Thoughts after ‘wrapping’ principle photography on our new television series, SMALL MIRACLES.
“And….Action!” Words I never thought would come from my mouth again after I turned my back on Hollywood more than 10 years ago. I’d spent twenty years in that ‘Business’ and I was cooked. Fried. More roadkill on the Media Highway. I’d had much success and ample heartbreak. I ate and schmoozed my way from Bob’s Big Boy to the ‘A’ tables at the Beverly Hills Grill. I went from ‘Renegade’ New York City filmmaker to smoking big fat Cuban cigars with Arnold Schwartzenegger and entourage at the ‘Havana Room’. I saw my scripts and movies turned to unrecognizable mush by the Machine, but kept collecting the pay days. I was away from my family constantly, seeking that illusionary ‘Holy Grail’ that says Power and Money will set you free. And with all this, I had a hole inside me, growing larger and larger. A Black Hole that is inconsolable, seemingly impossible to fill, infinite, dark, and lonely. A Hole that sucked me into it’s horribly bleak confines and took me into a deep deep place, just steps away from Oblivion.
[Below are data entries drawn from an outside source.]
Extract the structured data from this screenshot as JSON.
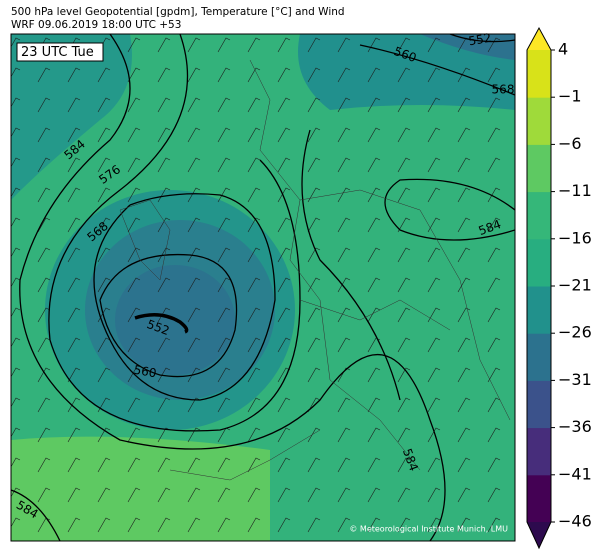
{
  "header": {
    "line1": "500 hPa level Geopotential [gpdm], Temperature [°C] and Wind",
    "line2": "WRF 09.06.2019 18:00 UTC +53"
  },
  "map": {
    "time_label": "23 UTC Tue",
    "contour_labels": [
      "552",
      "560",
      "568",
      "584",
      "576",
      "568",
      "552",
      "560",
      "584",
      "584",
      "584"
    ],
    "credit": "© Meteorological Institute Munich, LMU"
  },
  "colorbar": {
    "range": [
      -46,
      4
    ],
    "ticks": [
      {
        "value": -46,
        "label": "−46"
      },
      {
        "value": -41,
        "label": "−41"
      },
      {
        "value": -36,
        "label": "−36"
      },
      {
        "value": -31,
        "label": "−31"
      },
      {
        "value": -26,
        "label": "−26"
      },
      {
        "value": -21,
        "label": "−21"
      },
      {
        "value": -16,
        "label": "−16"
      },
      {
        "value": -11,
        "label": "−11"
      },
      {
        "value": -6,
        "label": "−6"
      },
      {
        "value": -1,
        "label": "−1"
      },
      4
    ],
    "colors": [
      "#440154",
      "#472d7b",
      "#3b528b",
      "#2c728e",
      "#21918c",
      "#28ae80",
      "#35b779",
      "#5ec962",
      "#9fda3a",
      "#d8e219"
    ]
  }
}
This is all true. But the details of this time, and the Miracles that had to occur so I not only survived this Journey, but somehow flourished and let G-d and my Spiritual Path fill that hole, are meant to tell at another time. So we will ‘CUT TO’ ten years later. Years spent working with young people, learning Torah, being granted the right to be called ‘Rabbi Moshe Mones’, opening a beautiful, small, synagogue, getting a serious physical illness (piece of cake compared to the ‘Black Hole’), and the year became 2012. The year I met my phenomenal partner and human being, Darren Schwartz, and the year that our feature film DOVID MEYER was birthed, as well as the seeds to our new show SMALL MIRACLES. And for sure, all that I’ll be telling you is indeed, miraculous.